Sunday, October 20, 2013

Yesterday's workshop and a bit more

We had a nice workshop day at Pat Williams' studio yesterday.  Five people joined Pat and me for a lively day of discussions about tapestry.  As a special treat we took a short field trip to Grace Episcopal Church in Clarkesville, home of five beautiful tapestry woven kneelers that Pat did a few years back.  All of the workshop photos were taken with my phone so are a bit fuzzy... sorry about that!


Pat explains her commission for the kneelers to our group.  Later we helped Pat cut off her latest tapestry--Rosemary clips a few of the warp ends here:


Back at home today,  I took a quick walk around Gold Rush Days in Dahlonega (where we are visited by around 100,00 people over the weekend).  Here's a view looking from the square toward the university.   Ambling through the crowds and then making this blog post is my way of procrastinating from putting up all of the things I took to Pat's for the workshop!   I also made a quick post to the Tapestry Share blog about a couple of recent frame loom modifications I've made with my Hagen and my Mirrix loom... check it out here, if you want to.


OK... time to get busy!  



3 comments:

Rebecca Mezoff said...

Do you have any photos of those kneelers? It boggles my mind that you'd weave tapestry kneelers which I assume are used at least once a week pretty heavily. The glimpse in the photo looks pretty amazing. Sounds like a fun day!

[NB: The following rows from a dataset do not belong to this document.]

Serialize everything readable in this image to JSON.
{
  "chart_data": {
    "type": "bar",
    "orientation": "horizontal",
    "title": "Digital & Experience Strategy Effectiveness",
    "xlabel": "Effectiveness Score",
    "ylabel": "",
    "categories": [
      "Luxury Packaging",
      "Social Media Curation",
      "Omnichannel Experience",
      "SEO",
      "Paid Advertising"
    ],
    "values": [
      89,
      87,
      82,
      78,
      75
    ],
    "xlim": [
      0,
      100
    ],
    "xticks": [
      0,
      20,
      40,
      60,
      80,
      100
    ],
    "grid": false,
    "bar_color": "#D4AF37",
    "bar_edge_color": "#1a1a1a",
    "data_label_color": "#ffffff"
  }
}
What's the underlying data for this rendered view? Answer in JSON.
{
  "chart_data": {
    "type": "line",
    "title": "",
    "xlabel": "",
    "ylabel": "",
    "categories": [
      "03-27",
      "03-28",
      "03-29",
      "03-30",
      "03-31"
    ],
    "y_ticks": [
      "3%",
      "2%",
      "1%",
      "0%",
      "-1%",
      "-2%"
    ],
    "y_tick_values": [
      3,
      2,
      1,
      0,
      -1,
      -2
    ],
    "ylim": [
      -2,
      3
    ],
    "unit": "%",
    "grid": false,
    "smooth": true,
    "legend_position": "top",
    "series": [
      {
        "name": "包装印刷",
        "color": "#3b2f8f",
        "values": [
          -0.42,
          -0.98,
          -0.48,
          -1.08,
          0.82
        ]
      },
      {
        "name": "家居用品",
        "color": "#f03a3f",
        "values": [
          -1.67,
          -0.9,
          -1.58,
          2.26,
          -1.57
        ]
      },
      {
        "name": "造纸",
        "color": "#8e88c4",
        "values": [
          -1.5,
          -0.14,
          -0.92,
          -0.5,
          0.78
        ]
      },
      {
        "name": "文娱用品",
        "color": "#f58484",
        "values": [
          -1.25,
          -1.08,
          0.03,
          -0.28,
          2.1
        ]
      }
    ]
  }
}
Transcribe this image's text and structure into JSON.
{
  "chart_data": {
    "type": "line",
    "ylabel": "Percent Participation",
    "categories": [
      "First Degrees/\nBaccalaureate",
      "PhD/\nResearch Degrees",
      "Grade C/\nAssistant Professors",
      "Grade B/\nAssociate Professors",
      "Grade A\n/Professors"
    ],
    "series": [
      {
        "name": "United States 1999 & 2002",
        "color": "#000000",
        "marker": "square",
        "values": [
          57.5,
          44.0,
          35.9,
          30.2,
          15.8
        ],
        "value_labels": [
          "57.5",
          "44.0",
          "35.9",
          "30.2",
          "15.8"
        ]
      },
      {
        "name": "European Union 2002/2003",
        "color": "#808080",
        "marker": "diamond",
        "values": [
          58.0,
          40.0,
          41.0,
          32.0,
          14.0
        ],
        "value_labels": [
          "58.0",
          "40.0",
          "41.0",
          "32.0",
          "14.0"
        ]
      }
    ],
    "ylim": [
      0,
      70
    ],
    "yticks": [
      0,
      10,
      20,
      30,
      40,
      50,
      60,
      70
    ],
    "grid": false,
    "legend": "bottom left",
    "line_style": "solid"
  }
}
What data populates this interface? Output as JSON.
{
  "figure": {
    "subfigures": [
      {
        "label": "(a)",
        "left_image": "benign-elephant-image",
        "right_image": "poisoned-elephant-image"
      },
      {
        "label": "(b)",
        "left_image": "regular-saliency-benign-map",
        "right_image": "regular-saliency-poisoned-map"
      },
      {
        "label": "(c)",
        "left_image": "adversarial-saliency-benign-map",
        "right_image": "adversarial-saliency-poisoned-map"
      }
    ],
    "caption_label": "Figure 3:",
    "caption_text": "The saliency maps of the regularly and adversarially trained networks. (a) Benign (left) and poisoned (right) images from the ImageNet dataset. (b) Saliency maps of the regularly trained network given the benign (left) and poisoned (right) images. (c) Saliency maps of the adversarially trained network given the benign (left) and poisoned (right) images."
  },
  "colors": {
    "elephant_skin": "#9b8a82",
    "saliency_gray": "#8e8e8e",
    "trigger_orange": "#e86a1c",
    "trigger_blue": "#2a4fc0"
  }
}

Tommye McClure Scanlin said...

Hi Rebecca, I don't have better photos. You might want to get in touch with Pat to ask her to send photos of the kneelers. They are really beautiful. She used images from the local area in north Georgia to create the designs for each part of the church year. And they've been in use for about four years now... they're holding up beautifully and will be enjoyed by the congregation for many years to come!

PAT Wms: said...

I've often been surprised and delighted by the ability of tapestries to hold their own under duress. As long as the yarns are of good quality, they are much much more sturdy than most people would expect.